Hmm.  You certainly should define the architecture appropriately.

   (Choice of iWMMXt isn't just an example.  I need to add gdbserver
   support for iWMMXt, and I want to do it without changing the g/G
   packet.  See below...)

While I have been hacking on gdbserver a bit to add FreeBSD support,
I'm not too familiar with the remote protocol :-(.

   > For each register set we have to provide a function that takes apart
   > the register set and stores it in GDB's register cache, and a
   > functions that puts together a register set from GDB's register set.
   > For these functions I propose the functions:
   > 
   > void <prefix>_supply_<regset> (struct regcache *regcache,
   >                                const void *regs, int regnum);
   > 
   > for supplying register REGNUM from register set REGS into the cache
   > REGCACHE, and
   > 
   > void <prefix>_collect_<regset> (const struct regcache *regcache,
   > 				void *regs, int regnum)
   > 
   > for collecting register REGNUM from the cache REGCACHE into register
   > set REGS.
   > 
   > If REGNUM is -1, these function operate on all registers within the set.

   Can we define the REGNUM != -1 case a little more clearly?  Is the
   regnum a hint, what registers must be valid in the regcache when
   collecting, what registers must be valid in the regset when supplying,
   et cetera.  Right now we're a bit inconsistent between targets.
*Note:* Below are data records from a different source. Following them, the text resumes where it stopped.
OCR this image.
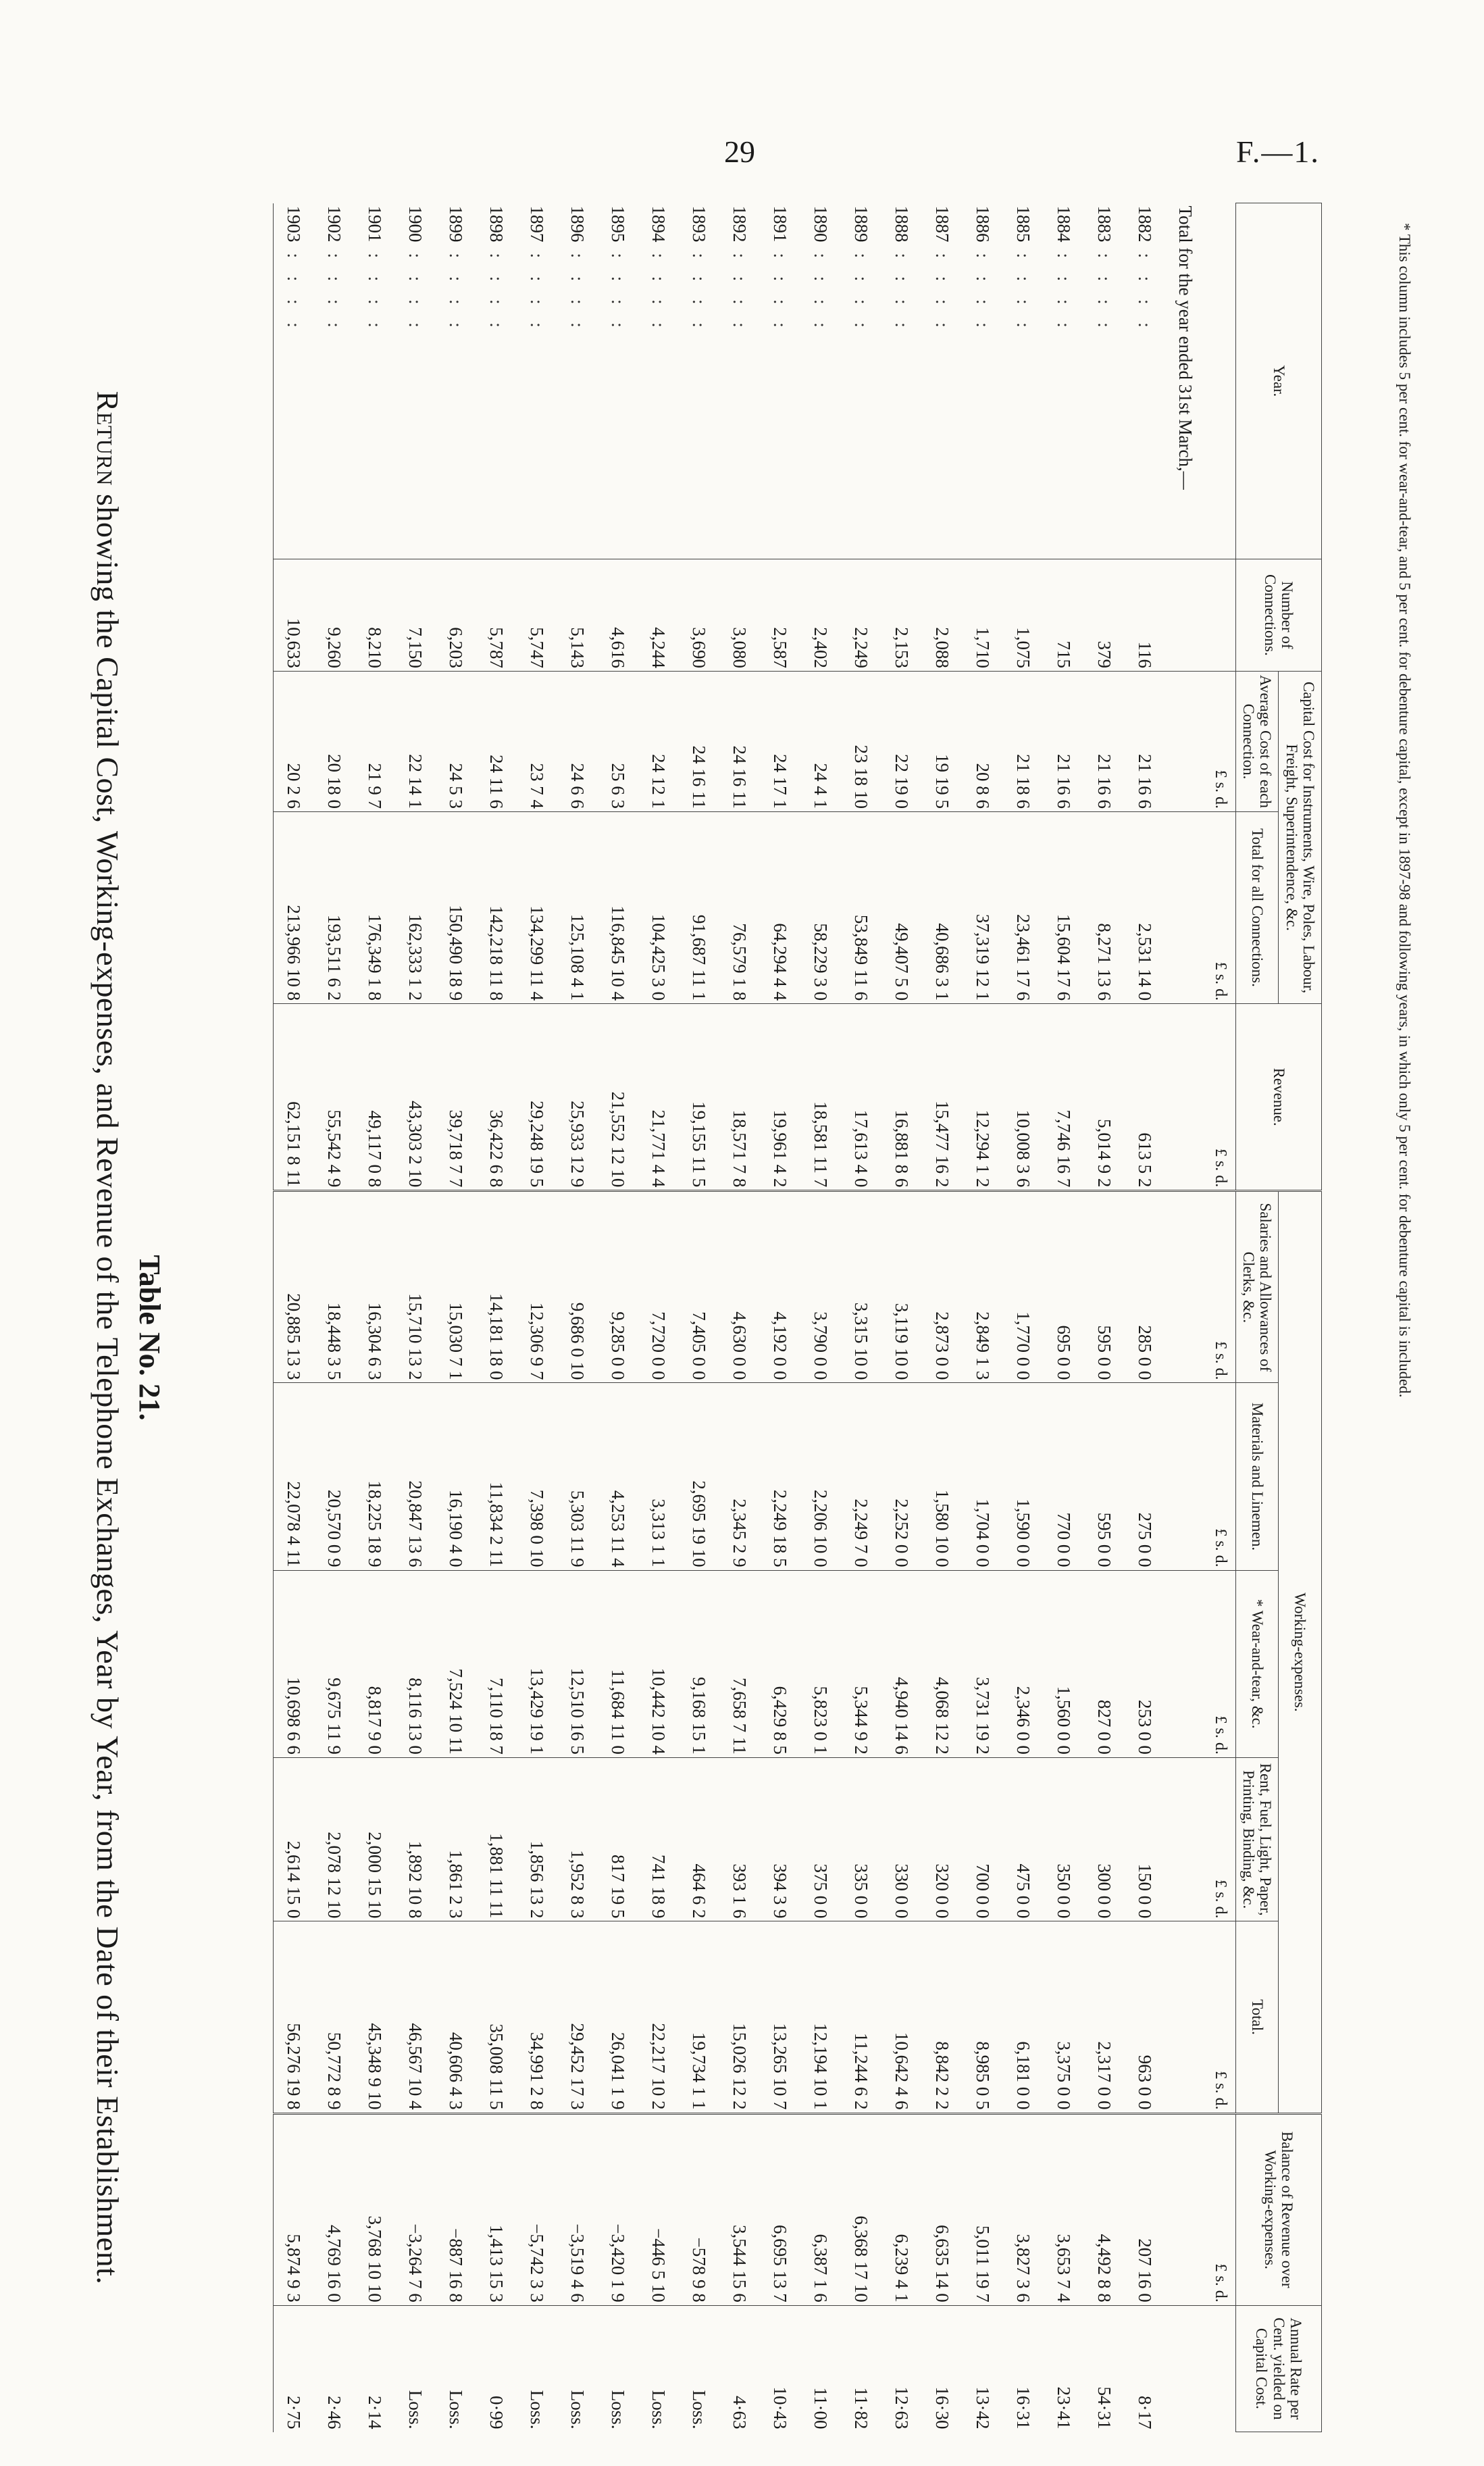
29	F.—1.
Table No. 21.
Return showing the Capital Cost, Working-expenses, and Revenue of the Telephone Exchanges, Year by Year, from the Date of their Establishment.
Year.	Number of Connections.	Capital Cost for Instruments, Wire, Poles, Labour, Freight, Superintendence, &c.		Revenue.	Working-expenses.					Balance of Revenue over Working-expenses.	Annual Rate per Cent. yielded on Capital Cost.
		Average Cost of each Connection.	Total for all Connections.		Salaries and Allowances of Clerks, &c.	Materials and Linemen.	* Wear-and-tear, &c.	Rent, Fuel, Light, Paper, Printing, Binding, &c.	Total.		
		£ s. d.	£ s. d.	£ s. d.	£ s. d.	£ s. d.	£ s. d.	£ s. d.	£ s. d.	£ s. d.	
Total for the year ended 31st March,—											
1882: : : :	116	21 16 6	2,531 14 0	613 5 2	285 0 0	275 0 0	253 0 0	150 0 0	963 0 0	207 16 0	8·17
1883: : : :	379	21 16 6	8,271 13 6	5,014 9 2	595 0 0	595 0 0	827 0 0	300 0 0	2,317 0 0	4,492 8 8	54·31
1884: : : :	715	21 16 6	15,604 17 6	7,746 16 7	695 0 0	770 0 0	1,560 0 0	350 0 0	3,375 0 0	3,653 7 4	23·41
1885: : : :	1,075	21 18 6	23,461 17 6	10,008 3 6	1,770 0 0	1,590 0 0	2,346 0 0	475 0 0	6,181 0 0	3,827 3 6	16·31
1886: : : :	1,710	20 8 6	37,319 12 1	12,294 1 2	2,849 1 3	1,704 0 0	3,731 19 2	700 0 0	8,985 0 5	5,011 19 7	13·42
1887: : : :	2,088	19 19 5	40,686 3 1	15,477 16 2	2,873 0 0	1,580 10 0	4,068 12 2	320 0 0	8,842 2 2	6,635 14 0	16·30
1888: : : :	2,153	22 19 0	49,407 5 0	16,881 8 6	3,119 10 0	2,252 0 0	4,940 14 6	330 0 0	10,642 4 6	6,239 4 1	12·63
1889: : : :	2,249	23 18 10	53,849 11 6	17,613 4 0	3,315 10 0	2,249 7 0	5,344 9 2	335 0 0	11,244 6 2	6,368 17 10	11·82
1890: : : :	2,402	24 4 1	58,229 3 0	18,581 11 7	3,790 0 0	2,206 10 0	5,823 0 1	375 0 0	12,194 10 1	6,387 1 6	11·00
1891: : : :	2,587	24 17 1	64,294 4 4	19,961 4 2	4,192 0 0	2,249 18 5	6,429 8 5	394 3 9	13,265 10 7	6,695 13 7	10·43
1892: : : :	3,080	24 16 11	76,579 1 8	18,571 7 8	4,630 0 0	2,345 2 9	7,658 7 11	393 1 6	15,026 12 2	3,544 15 6	4·63
1893: : : :	3,690	24 16 11	91,687 11 1	19,155 11 5	7,405 0 0	2,695 19 10	9,168 15 1	464 6 2	19,734 1 1	−578 9 8	Loss.
1894: : : :	4,244	24 12 1	104,425 3 0	21,771 4 4	7,720 0 0	3,313 1 1	10,442 10 4	741 18 9	22,217 10 2	−446 5 10	Loss.
1895: : : :	4,616	25 6 3	116,845 10 4	21,552 12 10	9,285 0 0	4,253 11 4	11,684 11 0	817 19 5	26,041 1 9	−3,420 1 9	Loss.
1896: : : :	5,143	24 6 6	125,108 4 1	25,933 12 9	9,686 0 10	5,303 11 9	12,510 16 5	1,952 8 3	29,452 17 3	−3,519 4 6	Loss.
1897: : : :	5,747	23 7 4	134,299 11 4	29,248 19 5	12,306 9 7	7,398 0 10	13,429 19 1	1,856 13 2	34,991 2 8	−5,742 3 3	Loss.
1898: : : :	5,787	24 11 6	142,218 11 8	36,422 6 8	14,181 18 0	11,834 2 11	7,110 18 7	1,881 11 11	35,008 11 5	1,413 15 3	0·99
1899: : : :	6,203	24 5 3	150,490 18 9	39,718 7 7	15,030 7 1	16,190 4 0	7,524 10 11	1,861 2 3	40,606 4 3	−887 16 8	Loss.
1900: : : :	7,150	22 14 1	162,333 1 2	43,303 2 10	15,710 13 2	20,847 13 6	8,116 13 0	1,892 10 8	46,567 10 4	−3,264 7 6	Loss.
1901: : : :	8,210	21 9 7	176,349 1 8	49,117 0 8	16,304 6 3	18,225 18 9	8,817 9 0	2,000 15 10	45,348 9 10	3,768 10 10	2·14
1902: : : :	9,260	20 18 0	193,511 6 2	55,542 4 9	18,448 3 5	20,570 0 9	9,675 11 9	2,078 12 10	50,772 8 9	4,769 16 0	2·46
1903: : : :	10,633	20 2 6	213,966 10 8	62,151 8 11	20,885 13 3	22,078 4 11	10,698 6 6	2,614 15 0	56,276 19 8	5,874 9 3	2·75
* This column includes 5 per cent. for wear-and-tear, and 5 per cent. for debenture capital, except in 1897-98 and following years, in which only 5 per cent. for debenture capital is included.
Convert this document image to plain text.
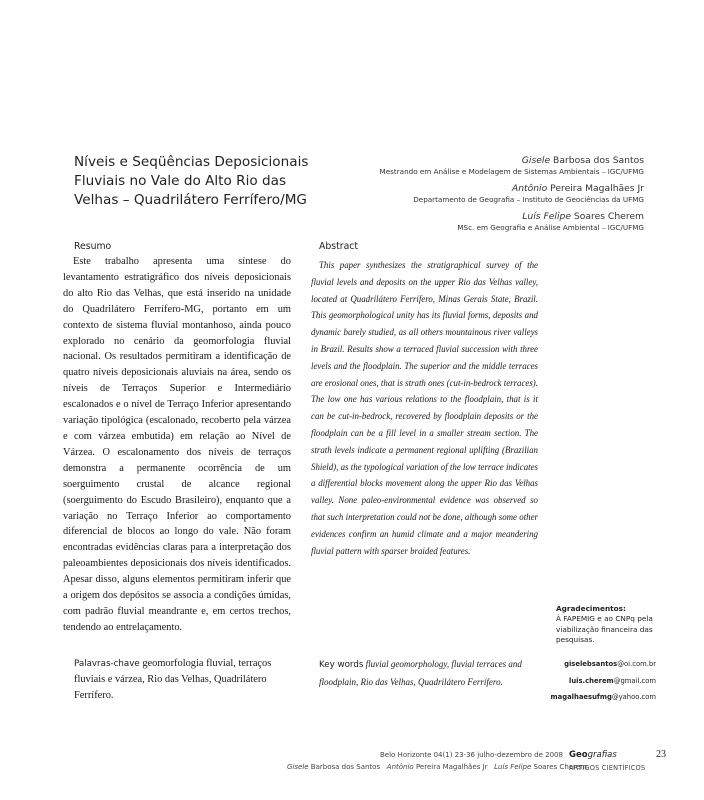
Níveis e Seqüências Deposicionais Fluviais no Vale do Alto Rio das Velhas – Quadrilátero Ferrífero/MG
Gisele Barbosa dos Santos
Mestrando em Análise e Modelagem de Sistemas Ambientais – IGC/UFMG
Antônio Pereira Magalhães Jr
Departamento de Geografia – Instituto de Geociências da UFMG
Luís Felipe Soares Cherem
MSc. em Geografia e Análise Ambiental – IGC/UFMG
Resumo	Abstract
Este trabalho apresenta uma síntese do levantamento estratigráfico dos níveis deposicionais do alto Rio das Velhas, que está inserido na unidade do Quadrilátero Ferrífero-MG, portanto em um contexto de sistema fluvial montanhoso, ainda pouco explorado no cenário da geomorfologia fluvial nacional. Os resultados permitiram a identificação de quatro níveis deposicionais aluviais na área, sendo os níveis de Terraços Superior e Intermediário escalonados e o nível de Terraço Inferior apresentando variação tipológica (escalonado, recoberto pela várzea e com várzea embutida) em relação ao Nível de Várzea. O escalonamento dos níveis de terraços demonstra a permanente ocorrência de um soerguimento crustal de alcance regional (soerguimento do Escudo Brasileiro), enquanto que a variação no Terraço Inferior ao comportamento diferencial de blocos ao longo do vale. Não foram encontradas evidências claras para a interpretação dos paleoambientes deposicionais dos níveis identificados. Apesar disso, alguns elementos permitiram inferir que a origem dos depósitos se associa a condições úmidas, com padrão fluvial meandrante e, em certos trechos, tendendo ao entrelaçamento.
This paper synthesizes the stratigraphical survey of the fluvial levels and deposits on the upper Rio das Velhas valley, located at Quadrilátero Ferrífero, Minas Gerais State, Brazil. This geomorphological unity has its fluvial forms, deposits and dynamic barely studied, as all others mountainous river valleys in Brazil. Results show a terraced fluvial succession with three levels and the floodplain. The superior and the middle terraces are erosional ones, that is strath ones (cut-in-bedrock terraces). The low one has various relations to the floodplain, that is it can be cut-in-bedrock, recovered by floodplain deposits or the floodplain can be a fill level in a smaller stream section. The strath levels indicate a permanent regional uplifting (Brazilian Shield), as the typological variation of the low terrace indicates a differential blocks movement along the upper Rio das Velhas valley. None paleo-environmental evidence was observed so that such interpretation could not be done, although some other evidences confirm an humid climate and a major meandering fluvial pattern with sparser braided features.
Agradecimentos:
À FAPEMIG e ao CNPq pela viabilização financeira das pesquisas.
Palavras-chave geomorfologia fluvial, terraços fluviais e várzea, Rio das Velhas, Quadrilátero Ferrífero.
Key words fluvial geomorphology, fluvial terraces and floodplain, Rio das Velhas, Quadrilátero Ferrífero.
giselebsantos@oi.com.br
luis.cherem@gmail.com
magalhaesufmg@yahoo.com
Belo Horizonte 04(1) 23-36 julho-dezembro de 2008
Gisele Barbosa dos Santos Antônio Pereira Magalhães Jr Luís Felipe Soares Cherem
Geografias
ARTIGOS CIENTÍFICOS
23
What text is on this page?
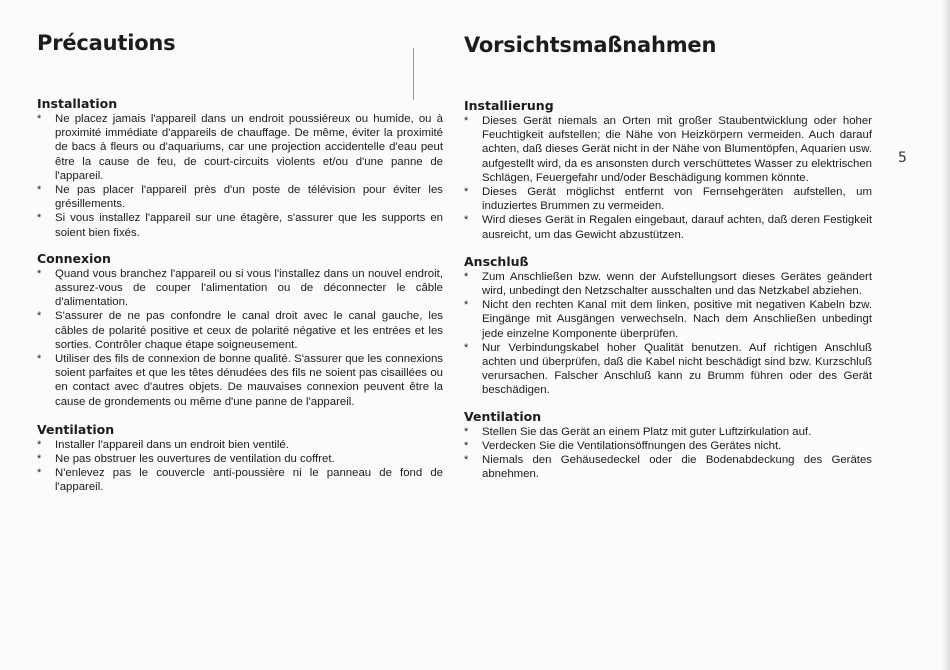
Précautions
Installation
* Ne placez jamais l'appareil dans un endroit poussiéreux ou humide, ou à proximité immédiate d'appareils de chauffage. De même, éviter la proximité de bacs à fleurs ou d'aquariums, car une projection accidentelle d'eau peut être la cause de feu, de court-circuits violents et/ou d'une panne de l'appareil.
* Ne pas placer l'appareil près d'un poste de télévision pour éviter les grésillements.
* Si vous installez l'appareil sur une étagère, s'assurer que les supports en soient bien fixés.
Connexion
* Quand vous branchez l'appareil ou si vous l'installez dans un nouvel endroit, assurez-vous de couper l'alimentation ou de déconnecter le câble d'alimentation.
* S'assurer de ne pas confondre le canal droit avec le canal gauche, les câbles de polarité positive et ceux de polarité négative et les entrées et les sorties. Contrôler chaque étape soigneusement.
* Utiliser des fils de connexion de bonne qualité. S'assurer que les connexions soient parfaites et que les têtes dénudées des fils ne soient pas cisaillées ou en contact avec d'autres objets. De mauvaises connexion peuvent être la cause de grondements ou même d'une panne de l'appareil.
Ventilation
* Installer l'appareil dans un endroit bien ventilé.
* Ne pas obstruer les ouvertures de ventilation du coffret.
* N'enlevez pas le couvercle anti-poussière ni le panneau de fond de l'appareil.
Vorsichtsmaßnahmen
Installierung
* Dieses Gerät niemals an Orten mit großer Staubentwicklung oder hoher Feuchtigkeit aufstellen; die Nähe von Heizkörpern vermeiden. Auch darauf achten, daß dieses Gerät nicht in der Nähe von Blumentöpfen, Aquarien usw. aufgestellt wird, da es ansonsten durch verschüttetes Wasser zu elektrischen Schlägen, Feuergefahr und/oder Beschädigung kommen könnte.
* Dieses Gerät möglichst entfernt von Fernsehgeräten aufstellen, um induziertes Brummen zu vermeiden.
* Wird dieses Gerät in Regalen eingebaut, darauf achten, daß deren Festigkeit ausreicht, um das Gewicht abzustützen.
Anschluß
* Zum Anschließen bzw. wenn der Aufstellungsort dieses Gerätes geändert wird, unbedingt den Netzschalter ausschalten und das Netzkabel abziehen.
* Nicht den rechten Kanal mit dem linken, positive mit negativen Kabeln bzw. Eingänge mit Ausgängen verwechseln. Nach dem Anschließen unbedingt jede einzelne Komponente überprüfen.
* Nur Verbindungskabel hoher Qualität benutzen. Auf richtigen Anschluß achten und überprüfen, daß die Kabel nicht beschädigt sind bzw. Kurzschluß verursachen. Falscher Anschluß kann zu Brumm führen oder des Gerät beschädigen.
Ventilation
* Stellen Sie das Gerät an einem Platz mit guter Luftzirkulation auf.
* Verdecken Sie die Ventilationsöffnungen des Gerätes nicht.
* Niemals den Gehäusedeckel oder die Bodenabdeckung des Gerätes abnehmen.
5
It's pretty clear.  If REGNUM is not -1, only that particular register
is transferred between the register cache and the buffer.  If REGNUM
is -1, all registers (within the set) are transferred.  When
collecting, this doesn't pay attention to the validity of the data.

   > For each architecture we will have a structure that contains all
   > information about the register sets:
   > 
   > struct regset_info
   > {
   >   size_t sizeof_gregset;
   >   void (*supply_gregset)(struct regcache *, const void *, int);
   >   void (*collect_gregset)(const struct regcache *, void *, int);
   >   size_t sizeof_fpregset;
   >   void (*supply_fpregset)(struct regcache *, const void *, int);
   >   void (*collect_fpregset)(const struct regcache *, void *, int);
   >   size_t sizeof_xregset;
   >   void (*supply_xregset)(const struct regcache *, void *, int);
   >   void (*collect_xregset)(const struct regcache *, void *, int);
   > };
   > 
   > A pointer to this structure will be stored in the architecture vector,
   > such that we can use this from various places in GDB.
   > 
   > Thoughts?

   I was thinking of something like this, very roughly:

   struct regset
   {
     size_t size;
     mapping_of_registers_and_sizes_and_offsets mapping;
   };

   struct native_regsets
   {
     struct regset *gregset, *fpregset, *xregset;
   };

   struct regset *
   gdbarch_core_section_to_regset (int which, int sizeof);

   This would replace lots of identical copies of fetch_core_registers all
   over GDB.

That's exactly what I'm aiming at :-).  The "mapping" needs to be a
function though, since in some cases it might need to do some
arithmetic on the buffer contents in order to convert them to the
format used by GDB's register cache.

   And then:

   struct regset *
   gdbarch_remote_name_to_regset (int which, int sizeof);

   The companion to this would be some remote protocol work:
   -> qRegsets::
   <- qRegsets:General,FP,iWMMXt

   [Local GDB calls gdbarch_remote_name_to_regset on each of these]

   -> g
   <- 0000102109210831973987etc

   [This would be the General set.]

   -> qFetchRegset:FP
   <- 000000831092831098201923etc

   -> qSetRegset:FP:100000831092831098201923etc
   <- OK

   [This would be the FP set.]

   Also available might be:

   -> qDescribeRegset:General
   <- a0:8;a1:8;a2:8;a3:8;v0:8;sp:8;pc:8

   which could be used before trying the gdbarch_remote_name_to_regset as
   a fallback.  And this logically extends to a CLI command to specify the
   format of the G packet, which I think there's a PR requesting?

Might be.

   How does that sound?  I'll implement it if folks like it.  Open to
   any/all suggestions.

I have to think about this a bit more...

Mark